Fitch Ratings has affirmed Romania’s long-term foreign and local currency Issuer Default Ratings (IDR) at ‘BBB-‘and ‘BBB’, respectively, and stable outlooks, Romania’s Finance Ministry reported on Sunday.
‘Romania’s ratings are underpinned by its marginally better fiscal position than its ‘BBB’ peers, and its relatively positive economic outlook, with GDP expected to grow at close to potential over the next two years,’ according to Fitch.

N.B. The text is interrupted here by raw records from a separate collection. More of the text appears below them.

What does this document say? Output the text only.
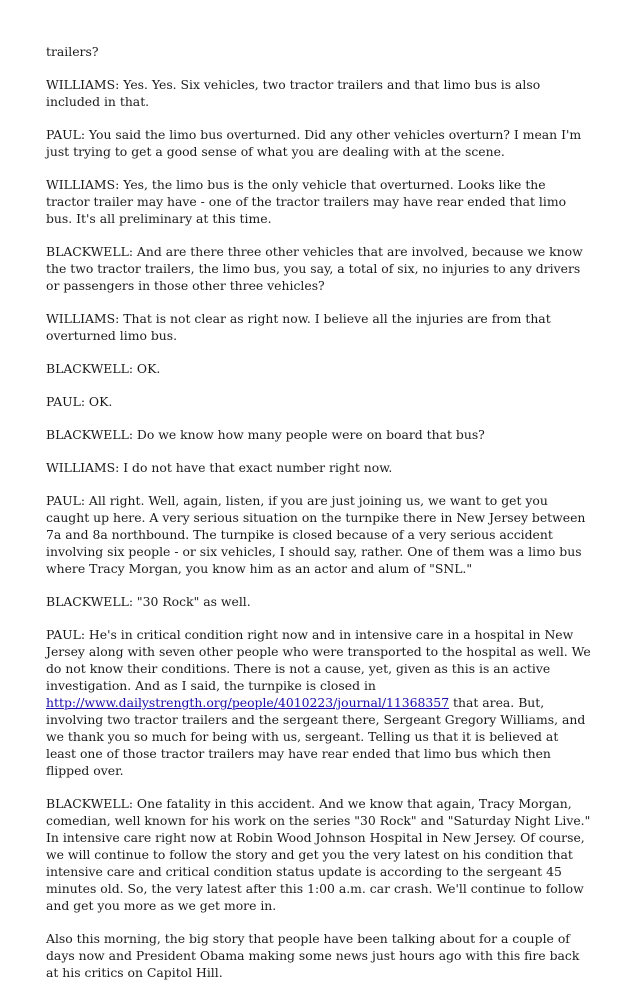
trailers?

WILLIAMS: Yes. Yes. Six vehicles, two tractor trailers and that limo bus is also included in that.

PAUL: You said the limo bus overturned. Did any other vehicles overturn? I mean I'm just trying to get a good sense of what you are dealing with at the scene.

WILLIAMS: Yes, the limo bus is the only vehicle that overturned. Looks like the tractor trailer may have - one of the tractor trailers may have rear ended that limo bus. It's all preliminary at this time.

BLACKWELL: And are there three other vehicles that are involved, because we know the two tractor trailers, the limo bus, you say, a total of six, no injuries to any drivers or passengers in those other three vehicles?

WILLIAMS: That is not clear as right now. I believe all the injuries are from that overturned limo bus.

BLACKWELL: OK.

PAUL: OK.

BLACKWELL: Do we know how many people were on board that bus?

WILLIAMS: I do not have that exact number right now.

PAUL: All right. Well, again, listen, if you are just joining us, we want to get you caught up here. A very serious situation on the turnpike there in New Jersey between 7a and 8a northbound. The turnpike is closed because of a very serious accident involving six people - or six vehicles, I should say, rather. One of them was a limo bus where Tracy Morgan, you know him as an actor and alum of "SNL."

BLACKWELL: "30 Rock" as well.

PAUL: He's in critical condition right now and in intensive care in a hospital in New Jersey along with seven other people who were transported to the hospital as well. We do not know their conditions. There is not a cause, yet, given as this is an active investigation. And as I said, the turnpike is closed in http://www.dailystrength.org/people/4010223/journal/11368357 that area. But, involving two tractor trailers and the sergeant there, Sergeant Gregory Williams, and we thank you so much for being with us, sergeant. Telling us that it is believed at least one of those tractor trailers may have rear ended that limo bus which then flipped over.

BLACKWELL: One fatality in this accident. And we know that again, Tracy Morgan, comedian, well known for his work on the series "30 Rock" and "Saturday Night Live." In intensive care right now at Robin Wood Johnson Hospital in New Jersey. Of course, we will continue to follow the story and get you the very latest on his condition that intensive care and critical condition status update is according to the sergeant 45 minutes old. So, the very latest after this 1:00 a.m. car crash. We'll continue to follow and get you more as we get more in.

Also this morning, the big story that people have been talking about for a couple of days now and President Obama making some news just hours ago with this fire back at his critics on Capitol Hill.
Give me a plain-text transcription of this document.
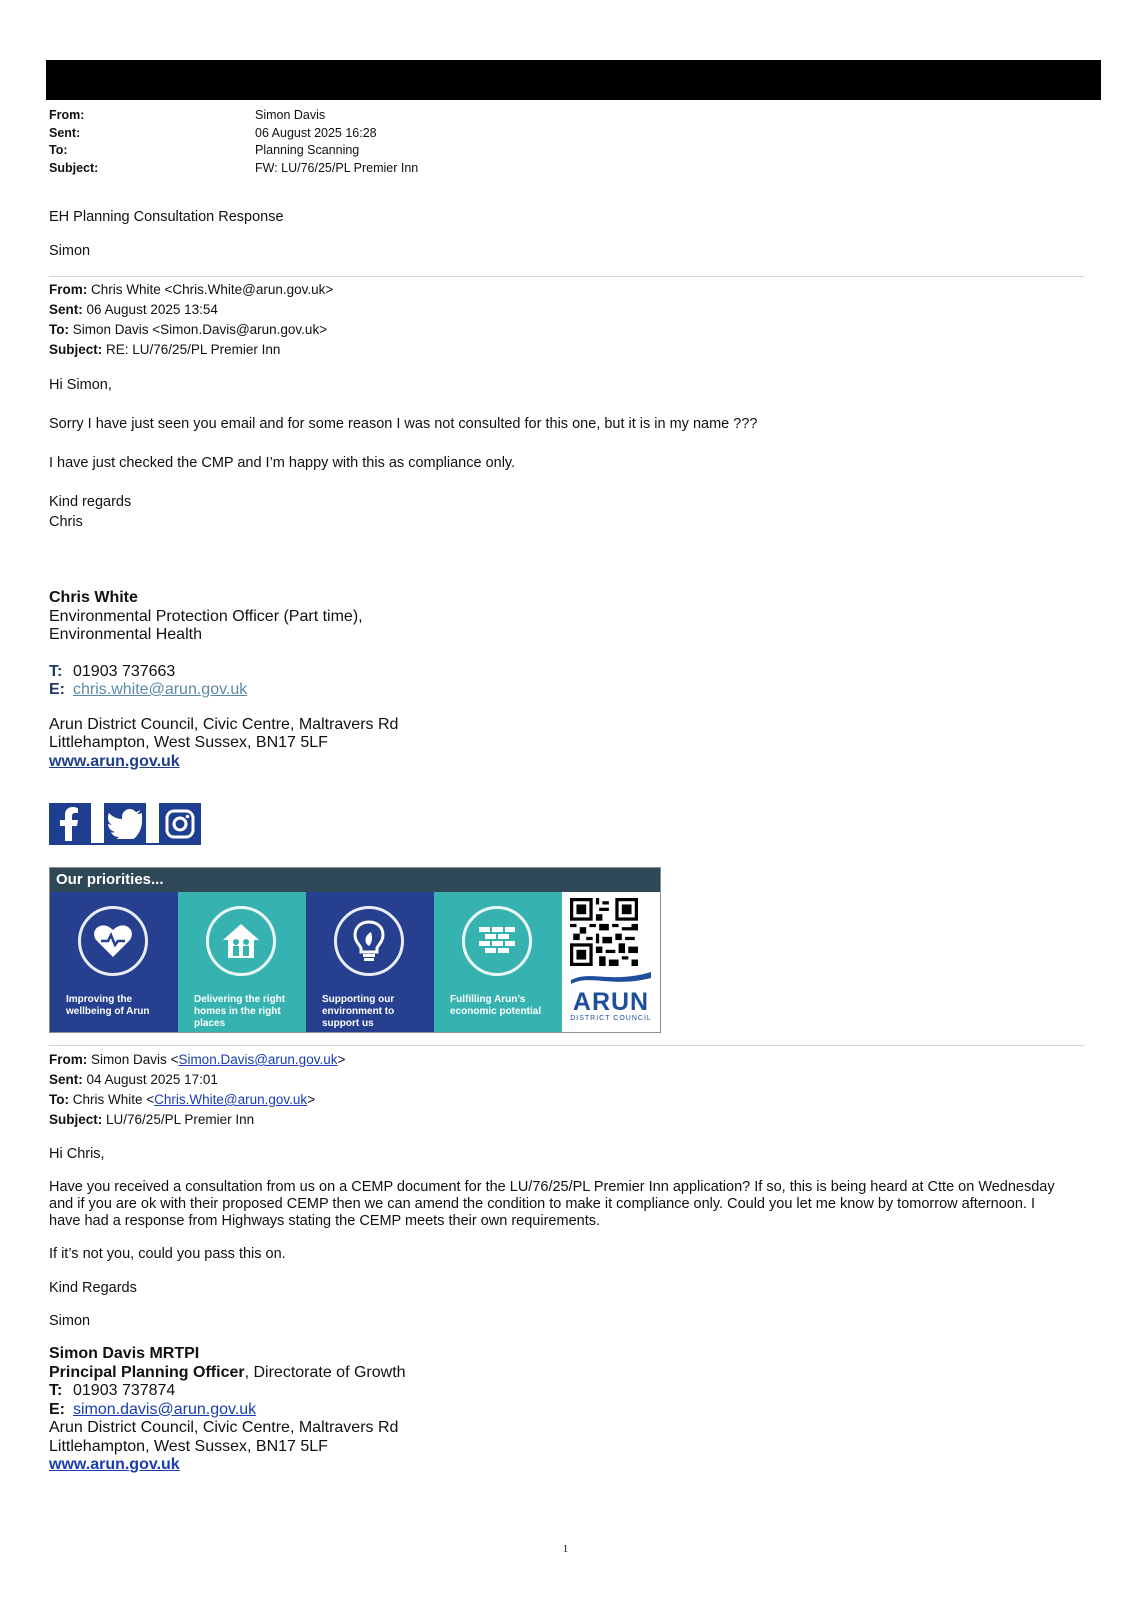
From:	Simon Davis
Sent:	06 August 2025 16:28
To:	Planning Scanning
Subject:	FW: LU/76/25/PL Premier Inn
EH Planning Consultation Response
Simon
From: Chris White <Chris.White@arun.gov.uk>
Sent: 06 August 2025 13:54
To: Simon Davis <Simon.Davis@arun.gov.uk>
Subject: RE: LU/76/25/PL Premier Inn
Hi Simon,
Sorry I have just seen you email and for some reason I was not consulted for this one, but it is in my name ???
I have just checked the CMP and I’m happy with this as compliance only.
Kind regards
Chris
Chris White
Environmental Protection Officer (Part time),
Environmental Health
T: 01903 737663
E: chris.white@arun.gov.uk
Arun District Council, Civic Centre, Maltravers Rd
Littlehampton, West Sussex, BN17 5LF
www.arun.gov.uk
Our priorities...
Improving the wellbeing of Arun
Delivering the right homes in the right places
Supporting our environment to support us
Fulfilling Arun’s economic potential	ARUN
DISTRICT COUNCIL
From: Simon Davis <Simon.Davis@arun.gov.uk>
Sent: 04 August 2025 17:01
To: Chris White <Chris.White@arun.gov.uk>
Subject: LU/76/25/PL Premier Inn
Hi Chris,
Have you received a consultation from us on a CEMP document for the LU/76/25/PL Premier Inn application? If so, this is being heard at Ctte on Wednesday
and if you are ok with their proposed CEMP then we can amend the condition to make it compliance only. Could you let me know by tomorrow afternoon. I
have had a response from Highways stating the CEMP meets their own requirements.
If it’s not you, could you pass this on.
Kind Regards
Simon
Simon Davis MRTPI
Principal Planning Officer, Directorate of Growth
T: 01903 737874
E: simon.davis@arun.gov.uk
Arun District Council, Civic Centre, Maltravers Rd
Littlehampton, West Sussex, BN17 5LF
www.arun.gov.uk
1
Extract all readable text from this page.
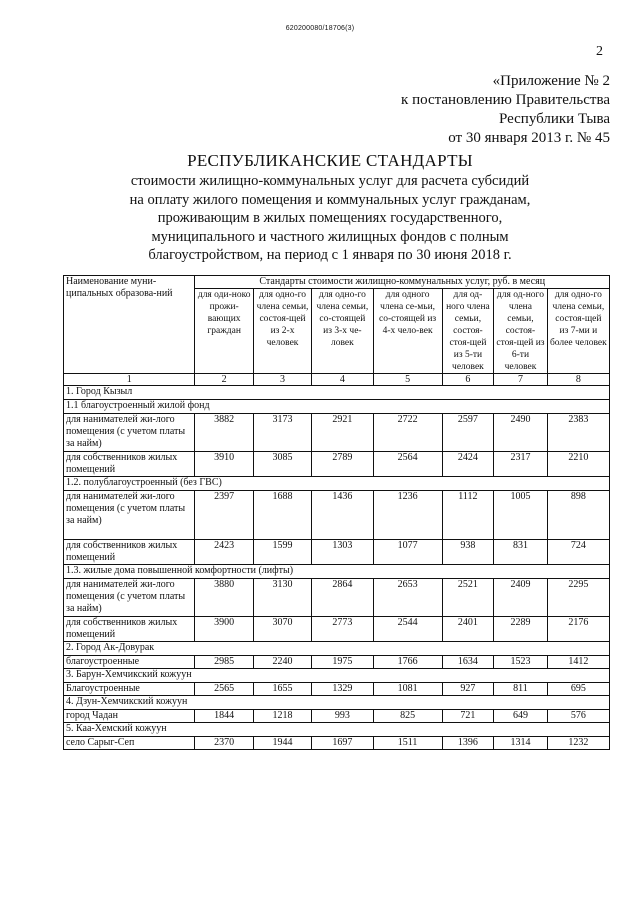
620200080/18706(3)
2
«Приложение № 2
к постановлению Правительства
Республики Тыва
от 30 января 2013 г. № 45
РЕСПУБЛИКАНСКИЕ СТАНДАРТЫ
стоимости жилищно-коммунальных услуг для расчета субсидий
на оплату жилого помещения и коммунальных услуг гражданам,
проживающим в жилых помещениях государственного,
муниципального и частного жилищных фондов с полным
благоустройством, на период с 1 января по 30 июня 2018 г.
Наименование муни-ципальных образова-ний	Стандарты стоимости жилищно-коммунальных услуг, руб. в месяц						
	для оди-ноко прожи-вающих граждан	для одно-го члена семьи, состоя-щей из 2-х человек	для одно-го члена семьи, со-стоящей из 3-х че-ловек	для одного члена се-мьи, со-стоящей из 4-х чело-век	для од-ного члена семьи, состоя-стоя-щей из 5-ти человек	для од-ного члена семьи, состоя-стоя-щей из 6-ти человек	для одно-го члена семьи, состоя-щей из 7-ми и более человек
1	2	3	4	5	6	7	8
1. Город Кызыл							
1.1 благоустроенный жилой фонд							
для нанимателей жи-лого помещения (с учетом платы за найм)	3882	3173	2921	2722	2597	2490	2383
для собственников жилых помещений	3910	3085	2789	2564	2424	2317	2210
1.2. полублагоустроенный (без ГВС)							
для нанимателей жи-лого помещения (с учетом платы за найм)	2397	1688	1436	1236	1112	1005	898
для собственников жилых помещений	2423	1599	1303	1077	938	831	724
1.3. жилые дома повышенной комфортности (лифты)							
для нанимателей жи-лого помещения (с учетом платы за найм)	3880	3130	2864	2653	2521	2409	2295
для собственников жилых помещений	3900	3070	2773	2544	2401	2289	2176
2. Город Ак-Довурак							
благоустроенные	2985	2240	1975	1766	1634	1523	1412
3. Барун-Хемчикский кожуун							
Благоустроенные	2565	1655	1329	1081	927	811	695
4. Дзун-Хемчикский кожуун							
город Чадан	1844	1218	993	825	721	649	576
5. Каа-Хемский кожуун							
село Сарыг-Сеп	2370	1944	1697	1511	1396	1314	1232
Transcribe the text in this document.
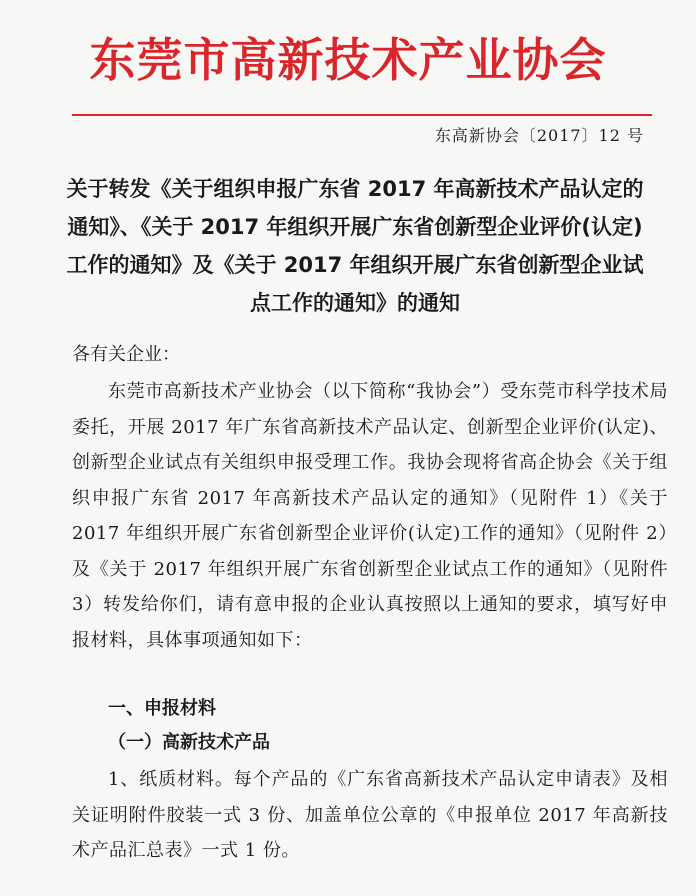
东莞市高新技术产业协会
东高新协会〔2017〕12 号
关于转发《关于组织申报广东省 2017 年高新技术产品认定的通知》、《关于 2017 年组织开展广东省创新型企业评价(认定)工作的通知》及《关于 2017 年组织开展广东省创新型企业试点工作的通知》的通知
各有关企业：
东莞市高新技术产业协会（以下简称“我协会”）受东莞市科学技术局委托，开展 2017 年广东省高新技术产品认定、创新型企业评价(认定)、创新型企业试点有关组织申报受理工作。我协会现将省高企协会《关于组织申报广东省 2017 年高新技术产品认定的通知》（见附件 1）《关于 2017 年组织开展广东省创新型企业评价(认定)工作的通知》（见附件 2）及《关于 2017 年组织开展广东省创新型企业试点工作的通知》（见附件 3）转发给你们，请有意申报的企业认真按照以上通知的要求，填写好申报材料，具体事项通知如下：
一、申报材料
（一）高新技术产品
1、纸质材料。每个产品的《广东省高新技术产品认定申请表》及相关证明附件胶装一式 3 份、加盖单位公章的《申报单位 2017 年高新技术产品汇总表》一式 1 份。
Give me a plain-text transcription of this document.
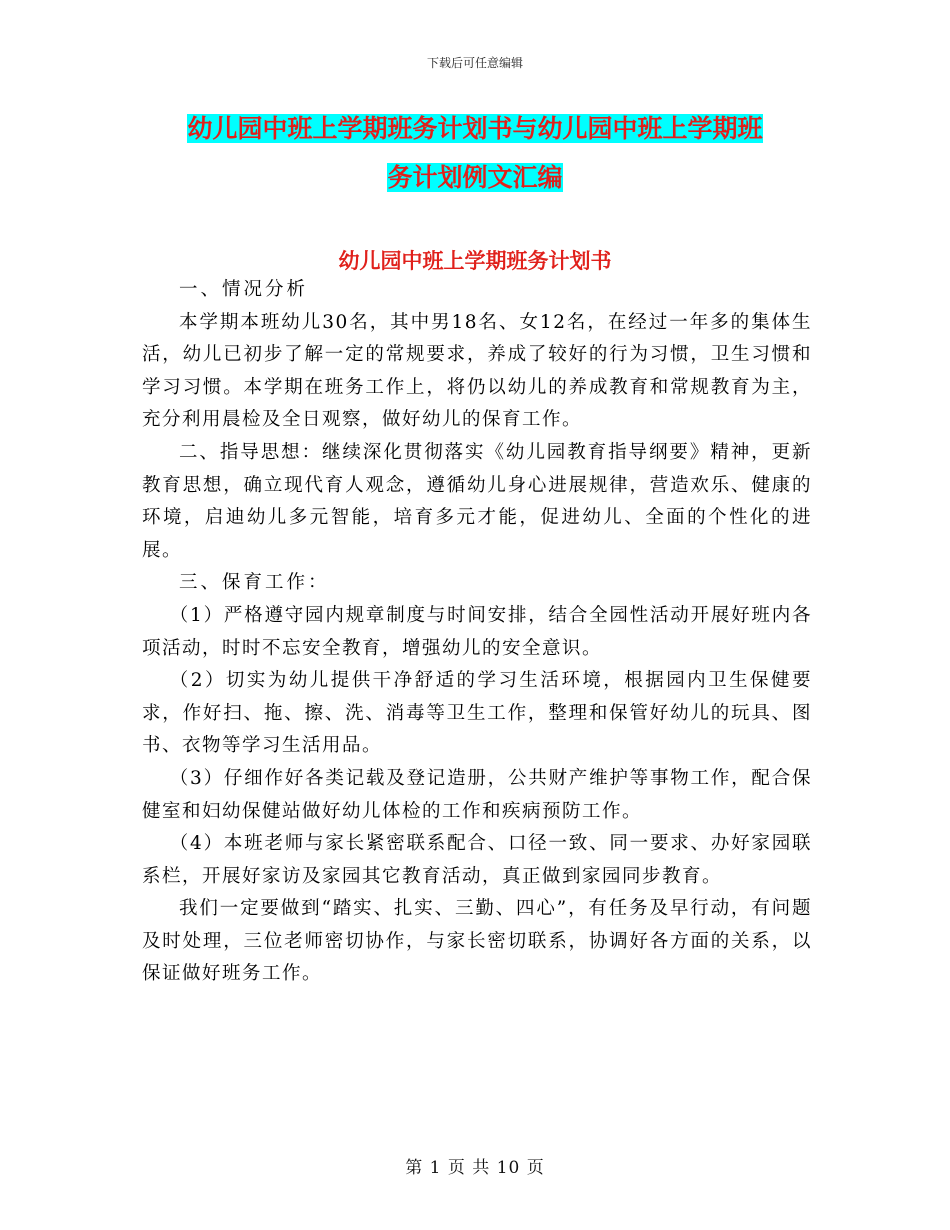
下载后可任意编辑
幼儿园中班上学期班务计划书与幼儿园中班上学期班
务计划例文汇编
幼儿园中班上学期班务计划书

一、情况分析

本学期本班幼儿30名，其中男18名、女12名，在经过一年多的集体生活，幼儿已初步了解一定的常规要求，养成了较好的行为习惯，卫生习惯和学习习惯。本学期在班务工作上，将仍以幼儿的养成教育和常规教育为主，充分利用晨检及全日观察，做好幼儿的保育工作。

二、指导思想：继续深化贯彻落实《幼儿园教育指导纲要》精神，更新教育思想，确立现代育人观念，遵循幼儿身心进展规律，营造欢乐、健康的环境，启迪幼儿多元智能，培育多元才能，促进幼儿、全面的个性化的进展。

三、保育工作：

（1）严格遵守园内规章制度与时间安排，结合全园性活动开展好班内各项活动，时时不忘安全教育，增强幼儿的安全意识。

（2）切实为幼儿提供干净舒适的学习生活环境，根据园内卫生保健要求，作好扫、拖、擦、洗、消毒等卫生工作，整理和保管好幼儿的玩具、图书、衣物等学习生活用品。

（3）仔细作好各类记载及登记造册，公共财产维护等事物工作，配合保健室和妇幼保健站做好幼儿体检的工作和疾病预防工作。

（4）本班老师与家长紧密联系配合、口径一致、同一要求、办好家园联系栏，开展好家访及家园其它教育活动，真正做到家园同步教育。

我们一定要做到“踏实、扎实、三勤、四心”，有任务及早行动，有问题及时处理，三位老师密切协作，与家长密切联系，协调好各方面的关系，以保证做好班务工作。

第 1 页 共 10 页
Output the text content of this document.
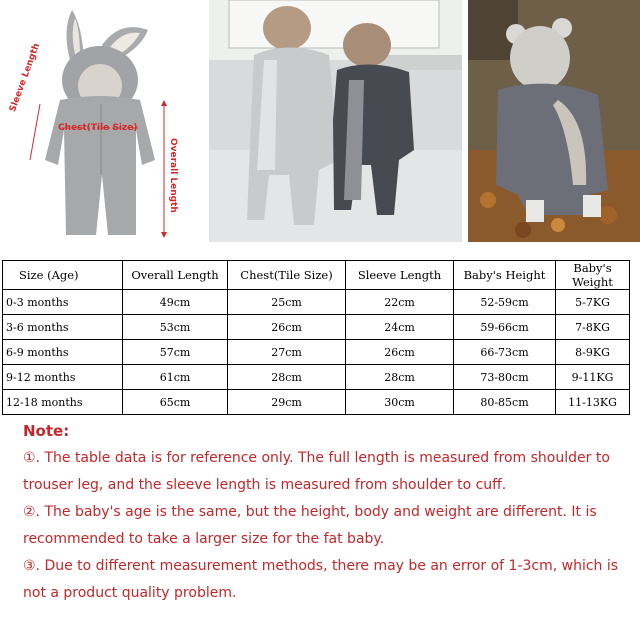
Chest(Tile Size)
Sleeve Length
Overall Length
Size (Age)	Overall Length	Chest(Tile Size)	Sleeve Length	Baby's Height	Baby's Weight
0-3 months	49cm	25cm	22cm	52-59cm	5-7KG
3-6 months	53cm	26cm	24cm	59-66cm	7-8KG
6-9 months	57cm	27cm	26cm	66-73cm	8-9KG
9-12 months	61cm	28cm	28cm	73-80cm	9-11KG
12-18 months	65cm	29cm	30cm	80-85cm	11-13KG

Note:

①. The table data is for reference only. The full length is measured from shoulder to trouser leg, and the sleeve length is measured from shoulder to cuff.

②. The baby's age is the same, but the height, body and weight are different. It is recommended to take a larger size for the fat baby.

③. Due to different measurement methods, there may be an error of 1-3cm, which is not a product quality problem.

‘For 2015 and 2016, Fitch forecasts Romania to grow close to potential, at real growth rates of 2.7 per cent and 2.8 per cent, respectively […]Contrary to the government’s target to meet its medium-term objective (MTO) this year (structural fiscal deficit 1.0 per cent of GDP and headline fiscal deficit of 1.2 per cent of GDP), Fitch’s forecast is for a headline fiscal deficit 1.5 per cent of GDP.’
The agency also projects general government debt-to-GDP to peak at around 39 per cent of GDP; both the deficit and debt ratios are still below the ‘BBB’ medians.
The main factors that could, individually, or collectively, trigger Fitch’s positive rating action include higher trend economic growth and progressive convergence towards income levels of higher rated peers; a faster and sustained reduction in external debt ratios.